Collection of NLP model explanations and accompanying analysis tools

Geek Repo:Geek Repo

Github PK Tool:Github PK Tool

MNLI and XNLI downstream model performance very low

nfelnlp opened this issue · comments

IMDb and AG News accuracies when comparing true labels to predicted labels are reasonably high.
However, almost all MNLI and XNLI models investigated so far have an extremely low accuracy.

Here are some random configs that I investigated:
multi_nli-albert-occ : 6.48%
multi_nli-roberta-occ : 28.72%
multi_nli-xlnet-occ : 5.53%
multi_nli-bert-lime : 6.46 %
xnli-bert-lig : 7.05%

Curiously, the ELECTRA model (submitted by a different person than all the other models) are not affected:
multi_nli-electra-lgxa : 88.7%
xnli-electra-lig : 88.3%

It's not clear to me yet if this is simply an issue stemming from an outdated label order as documented here:
huggingface/transformers#10203

However, the label orders that are mentioned there, both old and new, are also different from the label assignment given by datasets: https://huggingface.co/datasets/viewer/?dataset=xnli (multi_nli has the same labels)

Note that the datasets version we use in thermostat is 1.5.0, so this might be a problem with the downstream models predicting different labels.

Then I investigated in what way the predictions and labels of such a faulty model (xnli-bert-lgxa) align:

import thermostat
from collections import Counter

bert_lgxa = thermostat.load("xnli-bert-lgxa")
true_pred_comp_bert_lgxa = [(b_i.true_label['index'], b_i.predicted_label['index']) for b_i in bert_lgxa]
Counter(true_pred_comp_bert_lgxa)

>>> Counter({(2, 0): 1488,
         (0, 1): 1345,
         (1, 0): 153,
         (1, 2): 1411,
         (0, 2): 231,
         (0, 0): 93,
         (1, 1): 107,
         (2, 2): 153,
         (2, 1): 29})

This leads me to assume that (2, 0), (0, 1) and (1, 2) are actually the correct predictions and (0, 0), (1, 1) and (2, 2) are wrong ones. If we sum up (2, 0), (0, 1) and (1, 2) and divide it by the sum of all (or the length of the XNLI dataset), we end up at 84.71% which is a much more reasonable number in my opinion.
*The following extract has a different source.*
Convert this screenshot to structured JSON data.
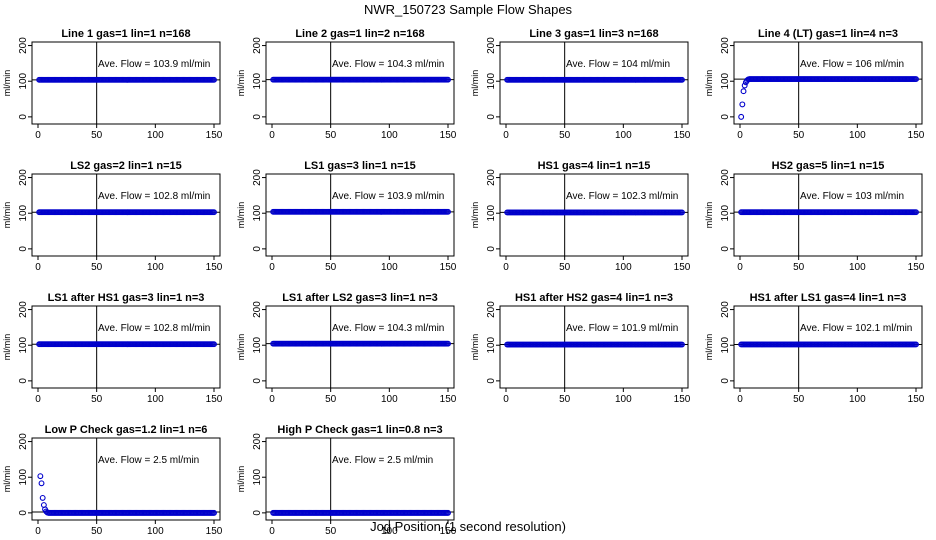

At the very least, this means that all thermostat subsets concerning MNLI and XNLI need to be redone (editing JSONL files and reuploading).
Hopefully, this only means going through each JSONL and changing the values either by:

  1. Changing the true labels to the old standard. However, this means that we do not use the vanilla data from datasets anymore.
  2. Changing the predicted labels as well as the logits.

I'm pretty positive that we don't need to run the explanations again.


On a sidenote, I also considered the encode_pair function (which is only used by MNLI and XNLI in thermostat) not working correctly, but couldn't find any reference implementation stating that the way the two text fields are ingested might be wrong.

Hot fix has been implemented by adding distinct values for label_classes in the config:

https://github.com/nfelnlp/thermostat/blob/30dac0b5a2c9ad2931e34d14ffb7b58e9f5200b4/src/thermostat/data/thermostat_configs.py#L81-L84

vs

https://github.com/nfelnlp/thermostat/blob/30dac0b5a2c9ad2931e34d14ffb7b58e9f5200b4/src/thermostat/data/thermostat_configs.py#L86-L89

and then changing the dataset label column and label_names:

https://github.com/nfelnlp/thermostat/blob/30dac0b5a2c9ad2931e34d14ffb7b58e9f5200b4/src/thermostat/data/dataset_utils.py#L111-L116

I'll close this for now, but the right way to go would probably be fixing the label order when loading the dataset before running the explanation job.